I prefer to remain anonymous.
But I try to attribute problems and solutions to their source, to the extent that I'm aware of the source.
Thus, if I ask about an exercise from a text, I would quote or paraphrase the problem, and identify the author, title, edition, and page number.
If I get a problem from a competition, I would indicate the competition name, year, and problem number (or as much of that information as I know).
If I am relaying a problem from another user in another forum, I would identify the forum and username of the person in that forum who posed the problem.
If I am discussing an unsolved problem then, provided I'm aware that it's unsolved, I would indicate that.
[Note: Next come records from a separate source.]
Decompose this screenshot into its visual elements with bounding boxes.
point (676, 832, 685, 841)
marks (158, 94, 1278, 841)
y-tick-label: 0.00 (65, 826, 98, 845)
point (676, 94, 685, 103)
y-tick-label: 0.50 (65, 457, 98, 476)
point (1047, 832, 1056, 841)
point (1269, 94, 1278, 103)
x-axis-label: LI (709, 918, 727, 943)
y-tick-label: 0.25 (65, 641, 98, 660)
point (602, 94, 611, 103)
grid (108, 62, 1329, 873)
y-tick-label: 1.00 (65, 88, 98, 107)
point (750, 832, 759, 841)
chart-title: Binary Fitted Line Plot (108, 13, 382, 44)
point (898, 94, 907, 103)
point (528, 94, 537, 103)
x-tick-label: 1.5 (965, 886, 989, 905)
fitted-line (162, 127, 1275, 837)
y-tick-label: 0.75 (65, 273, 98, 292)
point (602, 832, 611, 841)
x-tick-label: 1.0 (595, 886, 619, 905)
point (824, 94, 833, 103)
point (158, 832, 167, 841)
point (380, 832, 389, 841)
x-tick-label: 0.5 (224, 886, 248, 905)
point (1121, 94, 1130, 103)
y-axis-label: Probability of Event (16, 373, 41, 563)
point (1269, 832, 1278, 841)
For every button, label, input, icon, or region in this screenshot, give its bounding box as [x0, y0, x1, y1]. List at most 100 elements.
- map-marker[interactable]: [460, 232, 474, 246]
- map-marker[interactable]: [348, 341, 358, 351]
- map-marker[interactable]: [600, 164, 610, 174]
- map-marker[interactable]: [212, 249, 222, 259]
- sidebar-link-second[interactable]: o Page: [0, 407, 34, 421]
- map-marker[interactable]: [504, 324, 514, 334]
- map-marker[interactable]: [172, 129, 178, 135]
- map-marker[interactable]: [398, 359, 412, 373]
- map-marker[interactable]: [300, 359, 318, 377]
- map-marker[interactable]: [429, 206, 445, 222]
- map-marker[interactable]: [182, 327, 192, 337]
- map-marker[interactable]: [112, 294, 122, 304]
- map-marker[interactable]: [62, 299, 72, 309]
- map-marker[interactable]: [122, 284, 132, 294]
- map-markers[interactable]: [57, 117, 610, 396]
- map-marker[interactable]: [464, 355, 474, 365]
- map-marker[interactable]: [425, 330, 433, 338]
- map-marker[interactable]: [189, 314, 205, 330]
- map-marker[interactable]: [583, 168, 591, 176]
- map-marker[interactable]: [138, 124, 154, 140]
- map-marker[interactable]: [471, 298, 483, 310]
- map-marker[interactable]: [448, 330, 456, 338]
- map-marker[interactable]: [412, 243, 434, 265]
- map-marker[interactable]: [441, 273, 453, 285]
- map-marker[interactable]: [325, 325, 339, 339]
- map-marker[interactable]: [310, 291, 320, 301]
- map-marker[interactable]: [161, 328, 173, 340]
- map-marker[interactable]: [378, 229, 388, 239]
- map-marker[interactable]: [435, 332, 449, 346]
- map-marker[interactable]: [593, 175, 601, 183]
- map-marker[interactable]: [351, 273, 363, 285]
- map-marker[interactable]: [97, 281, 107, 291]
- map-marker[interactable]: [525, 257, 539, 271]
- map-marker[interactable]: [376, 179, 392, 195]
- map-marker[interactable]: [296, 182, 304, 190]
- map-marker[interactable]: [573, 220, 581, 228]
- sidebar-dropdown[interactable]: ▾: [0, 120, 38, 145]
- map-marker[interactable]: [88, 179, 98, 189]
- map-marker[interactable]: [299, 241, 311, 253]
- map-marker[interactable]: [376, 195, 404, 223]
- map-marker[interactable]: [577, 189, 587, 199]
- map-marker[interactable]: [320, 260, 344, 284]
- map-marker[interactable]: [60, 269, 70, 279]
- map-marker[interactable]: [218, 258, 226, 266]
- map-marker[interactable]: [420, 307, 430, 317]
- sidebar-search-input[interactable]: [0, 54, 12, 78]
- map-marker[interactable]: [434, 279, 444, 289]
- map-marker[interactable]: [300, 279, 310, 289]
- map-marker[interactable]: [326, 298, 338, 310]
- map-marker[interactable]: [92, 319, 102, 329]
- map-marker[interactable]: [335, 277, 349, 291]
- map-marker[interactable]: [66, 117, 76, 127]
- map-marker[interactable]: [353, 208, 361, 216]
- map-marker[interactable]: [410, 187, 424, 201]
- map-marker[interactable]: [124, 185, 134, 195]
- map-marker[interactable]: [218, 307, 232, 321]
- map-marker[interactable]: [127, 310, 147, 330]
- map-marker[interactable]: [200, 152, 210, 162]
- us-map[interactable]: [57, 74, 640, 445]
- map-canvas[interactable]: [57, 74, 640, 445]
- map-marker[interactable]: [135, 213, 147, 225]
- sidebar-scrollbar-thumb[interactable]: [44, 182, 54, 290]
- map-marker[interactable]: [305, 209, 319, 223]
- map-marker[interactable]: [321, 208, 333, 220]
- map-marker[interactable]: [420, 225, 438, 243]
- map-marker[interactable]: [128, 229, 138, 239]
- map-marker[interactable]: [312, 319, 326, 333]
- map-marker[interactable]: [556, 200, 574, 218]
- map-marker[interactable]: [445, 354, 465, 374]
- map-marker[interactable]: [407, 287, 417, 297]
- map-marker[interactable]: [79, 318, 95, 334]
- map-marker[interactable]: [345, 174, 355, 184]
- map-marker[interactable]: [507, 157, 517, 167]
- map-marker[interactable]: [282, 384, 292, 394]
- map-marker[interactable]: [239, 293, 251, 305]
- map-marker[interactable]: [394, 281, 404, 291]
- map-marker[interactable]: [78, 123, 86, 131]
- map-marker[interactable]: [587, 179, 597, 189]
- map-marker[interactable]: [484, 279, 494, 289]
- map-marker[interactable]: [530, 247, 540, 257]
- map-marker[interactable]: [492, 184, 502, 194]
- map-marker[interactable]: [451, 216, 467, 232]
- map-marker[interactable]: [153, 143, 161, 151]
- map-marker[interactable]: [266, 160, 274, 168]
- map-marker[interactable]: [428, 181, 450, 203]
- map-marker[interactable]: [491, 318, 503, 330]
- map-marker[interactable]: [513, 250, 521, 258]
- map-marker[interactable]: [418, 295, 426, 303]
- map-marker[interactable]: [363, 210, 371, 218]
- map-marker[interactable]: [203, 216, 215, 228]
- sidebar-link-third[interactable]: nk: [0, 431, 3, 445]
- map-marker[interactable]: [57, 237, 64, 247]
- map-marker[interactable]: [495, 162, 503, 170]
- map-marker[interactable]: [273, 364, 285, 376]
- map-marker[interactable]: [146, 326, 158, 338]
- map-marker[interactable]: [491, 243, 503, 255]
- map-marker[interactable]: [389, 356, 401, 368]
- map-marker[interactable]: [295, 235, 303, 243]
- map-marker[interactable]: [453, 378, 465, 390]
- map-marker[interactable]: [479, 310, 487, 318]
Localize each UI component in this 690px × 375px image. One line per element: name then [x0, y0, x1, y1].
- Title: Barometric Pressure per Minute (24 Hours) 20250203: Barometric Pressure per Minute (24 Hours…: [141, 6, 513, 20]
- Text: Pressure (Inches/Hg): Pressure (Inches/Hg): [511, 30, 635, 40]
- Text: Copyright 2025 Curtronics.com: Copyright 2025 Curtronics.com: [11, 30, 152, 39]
If it's my own question, I don't need to identify the source since I regard that as the default assumption. Of course, it will often turn out that such a question is actually a known question, and that's fine, but if I know such a source in advance, I think it's only fair (both to the reader and to the source) that I attribute the problem to that source.
Now I'm not saying that everyone has to follow those guidelines but in your case, there have been quite a few situations where, in my opinion, omitting any hint of attribution was deceptive, making it look like the problem was one that you'd thought up.
>My response was appropriate to the quality of your unacademic >asking copied here, for your convenience, below.
From email@example.com Thu Dec 27 02:47:23 2012
>>>...> I suspect that the above question is not actually yours. >>>...> >>>...> If that's the case, what is the actual source? >>>...> >>>...> Is it from a poster in another forum? If so, why do you >>>...> omit mention of the poster and the forum? >>>...> >>>...> Is it from a book or math contest? >>>...> >>>...> Why do you repeatedly post questions that are not your >>>...> own without giving credit to the source?
I stand by the above.
I would have taken it back if it turned out the problem was your own (but as I suspected, it wasn't).